The project’s research team brings together several years of experience in large geographic data and machine learning model implementation. The team members’ outstanding credentials in the environmental and computer sciences, statistical modelling and hydrology offer the requisite skills to achieve project objectives.

PI:  Dr. Giuseppe Amatulli
Research Scientist at Yale University (USA). Expertise: Geocomputation, data analysis, GIS, remote sensing , big geo-dataset processing, hydrology.

Co-PI: Dr. George H. Allen
Assistant Professor at Texas A&M University (USA). Expertise: hydrology, remote sensing, GIS, data analysis, water resources.

Scientists: 2 Post-Docs with expertise hydrology, machine learning and geocomputation (to be selected)
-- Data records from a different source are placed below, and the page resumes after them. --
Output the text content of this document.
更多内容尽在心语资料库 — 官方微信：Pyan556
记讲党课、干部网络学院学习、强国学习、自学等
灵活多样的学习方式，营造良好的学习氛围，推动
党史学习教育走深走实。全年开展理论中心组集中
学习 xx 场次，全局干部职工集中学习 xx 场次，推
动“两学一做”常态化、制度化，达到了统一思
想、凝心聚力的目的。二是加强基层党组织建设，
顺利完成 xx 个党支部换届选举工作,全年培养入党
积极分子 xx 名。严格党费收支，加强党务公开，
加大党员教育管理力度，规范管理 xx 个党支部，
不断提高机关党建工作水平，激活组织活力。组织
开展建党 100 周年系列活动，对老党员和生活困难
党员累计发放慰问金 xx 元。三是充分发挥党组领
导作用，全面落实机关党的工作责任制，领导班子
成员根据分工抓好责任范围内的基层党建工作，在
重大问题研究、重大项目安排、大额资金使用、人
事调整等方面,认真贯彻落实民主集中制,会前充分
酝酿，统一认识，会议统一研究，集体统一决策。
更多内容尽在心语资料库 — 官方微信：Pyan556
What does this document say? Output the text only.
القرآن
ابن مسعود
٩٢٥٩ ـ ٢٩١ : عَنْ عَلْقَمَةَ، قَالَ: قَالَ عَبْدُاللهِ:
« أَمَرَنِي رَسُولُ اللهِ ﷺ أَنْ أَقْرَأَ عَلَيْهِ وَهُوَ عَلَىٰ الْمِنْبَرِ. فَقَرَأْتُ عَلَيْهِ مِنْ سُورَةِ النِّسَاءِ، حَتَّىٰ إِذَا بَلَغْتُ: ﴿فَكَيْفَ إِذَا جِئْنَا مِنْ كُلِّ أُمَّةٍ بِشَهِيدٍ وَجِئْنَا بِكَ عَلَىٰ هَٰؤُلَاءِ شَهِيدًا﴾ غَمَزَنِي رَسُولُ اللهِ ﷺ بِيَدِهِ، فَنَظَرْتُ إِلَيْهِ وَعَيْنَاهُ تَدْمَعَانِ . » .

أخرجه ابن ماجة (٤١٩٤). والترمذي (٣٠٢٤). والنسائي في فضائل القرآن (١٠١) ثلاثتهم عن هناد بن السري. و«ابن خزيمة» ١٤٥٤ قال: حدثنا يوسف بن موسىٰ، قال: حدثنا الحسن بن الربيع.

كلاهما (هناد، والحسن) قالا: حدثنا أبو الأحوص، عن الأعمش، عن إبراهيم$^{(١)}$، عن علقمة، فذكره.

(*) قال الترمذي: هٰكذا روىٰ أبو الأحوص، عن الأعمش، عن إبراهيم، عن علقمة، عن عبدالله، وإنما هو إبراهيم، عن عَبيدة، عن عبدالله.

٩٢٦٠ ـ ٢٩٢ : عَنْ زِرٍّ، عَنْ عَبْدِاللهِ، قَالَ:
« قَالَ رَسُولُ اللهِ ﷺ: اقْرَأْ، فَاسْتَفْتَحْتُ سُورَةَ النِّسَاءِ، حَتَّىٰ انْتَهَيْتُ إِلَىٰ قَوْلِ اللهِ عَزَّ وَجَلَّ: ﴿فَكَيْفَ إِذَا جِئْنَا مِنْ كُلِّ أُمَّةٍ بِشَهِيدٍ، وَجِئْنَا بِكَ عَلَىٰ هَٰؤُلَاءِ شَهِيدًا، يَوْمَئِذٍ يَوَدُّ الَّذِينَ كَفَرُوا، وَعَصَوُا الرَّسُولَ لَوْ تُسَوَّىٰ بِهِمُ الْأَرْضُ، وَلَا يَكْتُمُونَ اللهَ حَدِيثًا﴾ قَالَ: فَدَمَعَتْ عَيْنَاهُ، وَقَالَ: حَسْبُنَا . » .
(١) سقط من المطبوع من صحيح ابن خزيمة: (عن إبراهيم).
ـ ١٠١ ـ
Advisor: Prof. Peter Raymond
Professor at Yale University (USA). Expertise: (USA). Expertise: hydro-chemistry, water resources, freshwater ecology.

Advisor: Dr. Longzhu Shen
Research Scientist at University of Cambridge (UK). Expertise: modeller, data analysis, big-data processing, machine learning, chemistry.

Advisor: Dr. Sami Domisch
Research Scientist at Leibniz-Institute of Freshwater Ecology and Inland Fisheries (Germany). Expertise: freshwater biodiversity, biogeography, modelling and data analysis, massive data processing, machine learning

Collaborator: Mr. Richard Barnes
PhD Student at University of Berkeley. Expertise: computer scientist, developer, data analysis

Collaborator: Mr. Paolo Corti
Geospatial Engineering consultant at Spatial Ecology. Expertise: computer scientist, web-GIS developer

Collaborator: Mr. Tushar Sethi
Director, Spatial Ecology (UK). Expertise: Water and waste management technologies; translating scientific research into applied solutions.